APPROXIMATIONS DES FORMULES

QUI SONT FONCTIONS DE TRÈS GRANDS NOMBRES

(SUITE).

MÉMOIRE

SUR LES

APPROXIMATIONS DES FORMULES

QUI SONT FONCTIONS DE TRÈS GRANDS NOMBRES

(SUITE).

Mémoires de l'Académie royale des Sciences de Paris, année 1783; 1786.

Ce Mémoire étant une suite de celui qui a paru sur le même objet dans le Volume précédent, je conserverai l'ordre des articles et des numéros. J'ai donné, dans le premier article, une méthode générale pour réduire en séries très convergentes les fonctions différentielles qui renferment des facteurs élevés à de grandes puissances. Dans le second article, j'ai ramené à ce genre d'intégrales toutes les fonctions données par des équations linéaires aux différences ordinaires ou partielles, finies et infiniment petites; et je suis ainsi parvenu, dans le troisième article, à déterminer les valeurs approchées de plusieurs formules qui se rencontrent fréquemment dans l'Analyse, mais dont l'application devient très pénible lorsque les nombres dont elles sont fonctions sont considérables. Il me reste présentement à faire voir l'usage de cette analyse dans la théorie des hasards.

ARTICLE IV.

Application de l'analyse precedente à la théorie des hasards.

XXXII.

Tous les événements, ceux même qui par leur petitesse et leur irrégularité semblent ne pas tenir au système général de la nature, en

sont une suite aussi nécessaire que les révolutions du Soleil.
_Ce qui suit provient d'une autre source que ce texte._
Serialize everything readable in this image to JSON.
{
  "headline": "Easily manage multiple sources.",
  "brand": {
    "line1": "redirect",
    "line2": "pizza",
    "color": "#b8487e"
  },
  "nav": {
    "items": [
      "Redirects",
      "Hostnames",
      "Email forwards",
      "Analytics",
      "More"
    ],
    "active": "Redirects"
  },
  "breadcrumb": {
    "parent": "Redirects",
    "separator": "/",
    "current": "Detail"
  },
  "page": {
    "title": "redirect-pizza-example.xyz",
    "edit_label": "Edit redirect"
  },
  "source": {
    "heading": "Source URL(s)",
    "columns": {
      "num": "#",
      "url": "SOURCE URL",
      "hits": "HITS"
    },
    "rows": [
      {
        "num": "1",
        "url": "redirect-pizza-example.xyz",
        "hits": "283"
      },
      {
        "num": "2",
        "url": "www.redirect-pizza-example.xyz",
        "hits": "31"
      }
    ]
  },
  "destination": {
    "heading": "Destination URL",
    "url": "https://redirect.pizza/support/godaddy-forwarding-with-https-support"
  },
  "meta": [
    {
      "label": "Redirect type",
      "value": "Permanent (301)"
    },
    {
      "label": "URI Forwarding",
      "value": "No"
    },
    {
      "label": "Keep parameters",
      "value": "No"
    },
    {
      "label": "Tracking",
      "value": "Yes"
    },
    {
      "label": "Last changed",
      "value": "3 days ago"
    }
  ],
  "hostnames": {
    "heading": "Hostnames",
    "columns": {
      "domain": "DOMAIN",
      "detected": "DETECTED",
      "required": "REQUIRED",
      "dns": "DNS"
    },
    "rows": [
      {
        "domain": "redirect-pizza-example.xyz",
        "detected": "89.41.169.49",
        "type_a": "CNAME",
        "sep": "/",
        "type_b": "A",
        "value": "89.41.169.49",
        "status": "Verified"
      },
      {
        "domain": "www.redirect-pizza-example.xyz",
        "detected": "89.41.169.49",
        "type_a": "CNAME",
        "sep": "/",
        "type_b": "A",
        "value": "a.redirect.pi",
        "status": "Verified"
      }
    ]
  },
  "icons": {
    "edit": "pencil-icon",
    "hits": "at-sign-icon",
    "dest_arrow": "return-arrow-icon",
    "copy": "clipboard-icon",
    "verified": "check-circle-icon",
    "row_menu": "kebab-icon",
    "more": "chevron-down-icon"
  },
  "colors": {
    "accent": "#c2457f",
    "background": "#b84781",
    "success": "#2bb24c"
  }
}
Nous les attribuons au hasard, parce que nous ignorons les causes qui les produisent et les lois qui les enchaînent aux grands phénomènes de l'univers; ainsi l'apparition et le mouvement des comètes, que nous savons aujourd'hui dépendre de la même loi qui ramène les saisons, étaient regardés autrefois comme l'effet du hasard par ceux qui rangeaient ces astres parmi les météores. Le mot hasard n'exprime donc que notre ignorance sur les causes des phénomènes que nous voyons arriver et se succéder sans aucun ordre apparent.

La probabilité est relative en partie à cette ignorance, en partie à nos connaissances. Nous savons, par exemple, que sur trois, ou un plus grand nombre d'événements, un seul doit exister; mais rien ne porte à croire que l'un d'eux arrivera plutôt que les autres. Dans cet état d'indécision, il est impossible de prononcer avec certitude sur leur existence. Il nous paraît cependant probable qu'un de ces événements, pris à volonté, n'existera pas, parce que nous voyons plusieurs cas également possibles qui excluent son existence, tandis qu'un seul la favorise.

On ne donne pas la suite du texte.